As much as it might seem like ancient history, it wasn’t so long ago when crackpot rants about the alien spacecraft tests were relegated to fringe magazines and self-published books written by “experts” with no knowledge of the subject.
Conspiracy theories were treated as bizarre speculations with no connection to reality and were able to be suppressed because the way most people received their information about the world was so monopolized.
There was no Internet to propagate your ideas and find people who agreed with you. Even if you did believe that the CIA had orchestrated the assassination of John F. Kennedy, it wasn’t at all easy to convince others around you that this was the case, never mind reaching out to others who felt the same way.
That isn’t to say that conspiracy theories didn’t exist until the advent of the Internet and various social media websites. Clearly there have been attempts to blame various figures and groups as the true force behind events since at least the Middle Ages.
But the Internet, which was intended to democratize communication, ultimately ended up serving as an incredibly powerful tool for spreading misinformation. In a way this contradicts the usual assumptions behind free speech. One would expect that with open dialogue the most truthful and accurate ideas will rise to the top, while untrustworthy and incorrect information will be rejected.
Unfortunately, this optimistic view of human nature failed to anticipate the success of attention-grabbing headlines and titillating conjectures. Most people don’t want to read the well-researched if not quite stimulating investigative report.
What pulls people in is the provocative: sex, murder, drugs, schemes at the highest levels of society. It doesn’t matter if these narratives lack accuracy or are even entirely fabricated. What matters is they get people interested, and interested people are far more likely to read the article. Many digital media outlets have fallen prey to a softer version of this, where they purposefully use suspense and outrage to generate page views.
Some might argue that this isn’t necessarily a problem. So long as people are able to distinguish between reality and obvious fabrication, there shouldn’t be an issue. However, it’s becoming increasingly clear that to some, what they read on niche image boards and far-flung forums really is what’s happening in the real world.

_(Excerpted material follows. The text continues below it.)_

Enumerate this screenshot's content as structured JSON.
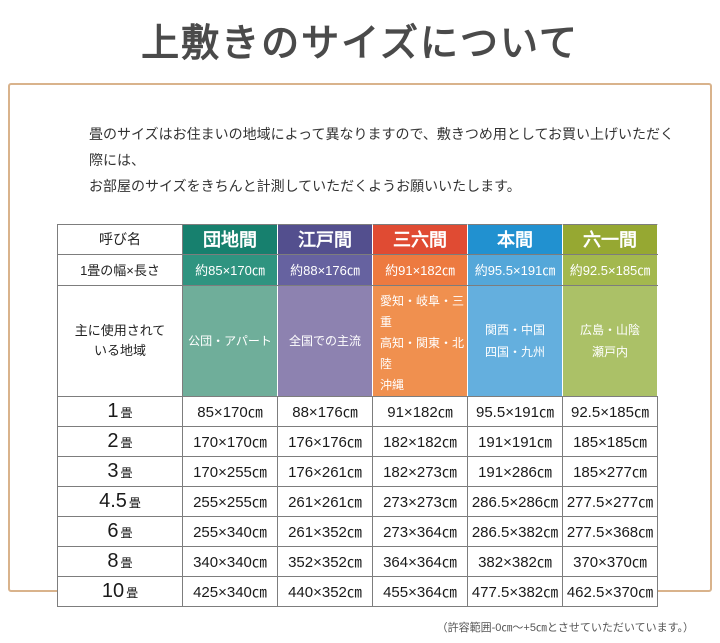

The ideas that inspired unhinged individuals like Elliot Rodger, Dylann Roof, and more recently Edgar Welch of the so-called Pizzagate fame are like air on sites such as 4chan and its spin-offs and the entire array of white supremacist networks, including Stormfront, The Daily Stormer, and Breitbart.
The truly concerning state of modern-day conspiracy theories, however, is that they’re not limited to websites with a known reputation for racist content. Anyone can sign up for Twitter or make a group on Facebook and spread photos and “news” with no basis in actual occurrences whatsoever. All it takes is one person with an already tenuous grasp on reality with access to deadly weapons to cause a disaster.
Unfortunately there’s no silver bullet to this situation. Lacking some form of censorship on the part of social media networks or the government, it’s very difficult to limit the spread of conspiracy theories and fake news.
What can be done to combat this serious issue is an emphasis on distinguishing truth from falsity, which can be taught in schools as well as in the home. We need people who can tell when something just doesn’t seem accurate, but forming those sorts of people takes time and dedication.
Conspiracy theories won’t be going anywhere so long as most people are able to access the Internet, so we have to be ready to recognize them for what they are and reject them when we see them.